Variables and Semantics
Variables in HLSL are declared with a type and a name. Often, variables are associated with semantics, which define their purpose within the graphics pipeline.
Common semantics include:
POSITION: Vertex position.COLOR: Vertex color.NORMAL: Vertex normal vector.TEXCOORD: Texture coordinates.SV_POSITION: The final clip-space position of a vertex (used in the vertex shader's return value).SV_TARGET: The output color for a pixel (used in the pixel shader's return value).
Example variable declaration:
float4 Position : POSITION;
float2 TexCoord : TEXCOORD0;Functions
HLSL functions are similar to C functions, taking parameters and returning a value. The entry point for shaders is typically a function marked with a specific semantic.
A simple vertex shader function signature:
struct VS_OUTPUT {
float4 Pos : SV_POSITION;
float2 Tex : TEXCOORD0;
};
VS_OUTPUT vs_main(float4 Pos : POSITION, float2 Tex : TEXCOORD) {
VS_OUTPUT output;
output.Pos = mul(WorldViewProjectionMatrix, Pos); // Apply transformations
output.Tex = Tex;
return output;
}Built-in Functions
HLSL provides a rich set of built-in functions for mathematical operations, texture sampling, and other common graphics tasks:
sin(),cos(),pow(),sqrt()dot(),cross()normalize()tex2D()(for sampling 2D textures)mul()(for matrix-vector and matrix-matrix multiplication)
Control Flow
HLSL supports standard control flow statements:
if-elsestatementsfor,whileloopsbreak,continue
Important: Shaders run on the GPU, which is highly parallel. Avoid complex branching or loops that can lead to performance bottlenecks if not managed carefully.
Shader Stages
HLSL programs are compiled for specific shader stages within the DirectX graphics pipeline. The most common stages are:
- Vertex Shader: Processes individual vertices, transforming them and preparing data for later stages.
- Pixel Shader (Fragment Shader): Processes individual pixels (or fragments) and determines their final color.
- Geometry Shader: Can generate or discard primitives.
- Compute Shader: Used for general-purpose computation on the GPU, not necessarily tied to rendering.

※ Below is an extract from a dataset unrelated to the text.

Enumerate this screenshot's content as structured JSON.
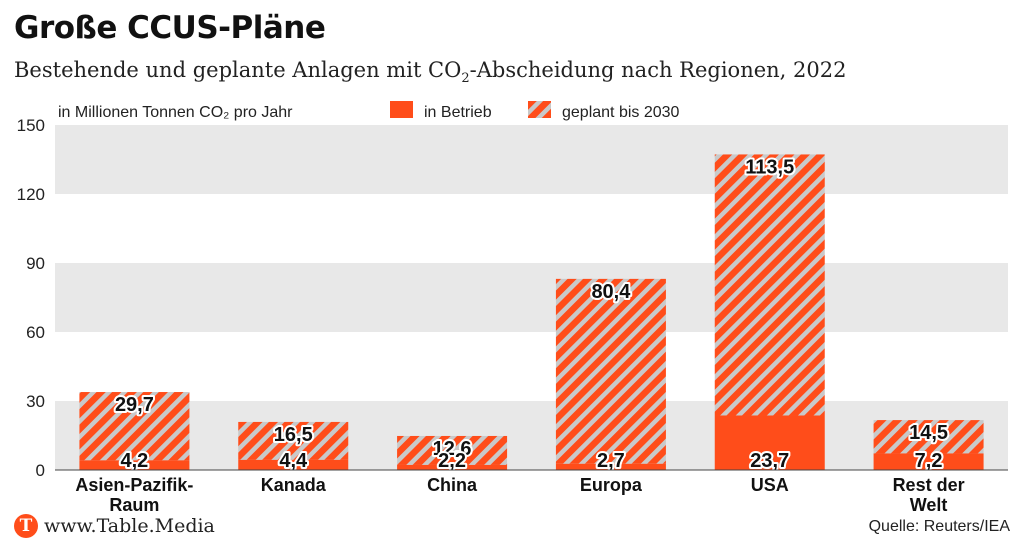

Example: A Simple Pixel Shader
This pixel shader simply outputs a solid color.
float4 ps_main(float4 Pos : SV_POSITION) : SV_TARGET {
return float4(1.0f, 0.0f, 0.0f, 1.0f); // Red color
}Tip: Understanding semantics is crucial for passing data between different shader stages and for the GPU to correctly interpret inputs and outputs.
Resources
Shaders can access various resources:
- Constant Buffers: Used to pass uniform data (e.g., transformation matrices, light parameters) to shaders.
- Shader Resource Views (SRVs): Used to read from textures and buffers.
- Unordered Access Views (UAVs): Used for read-write access to buffers and textures, primarily in compute shaders.
- Samplers: Control how texture coordinates are sampled.
HLSL provides syntaxes for declaring these resources:
cbuffer cbPerObject : register(b0) {
matrix WorldViewProjection;
};
Texture2D myTexture : register(t0);
SamplerState mySampler : register(s0);This section provides a foundational understanding of HLSL. Further topics include advanced shading techniques, shader model versions, and specific API interactions.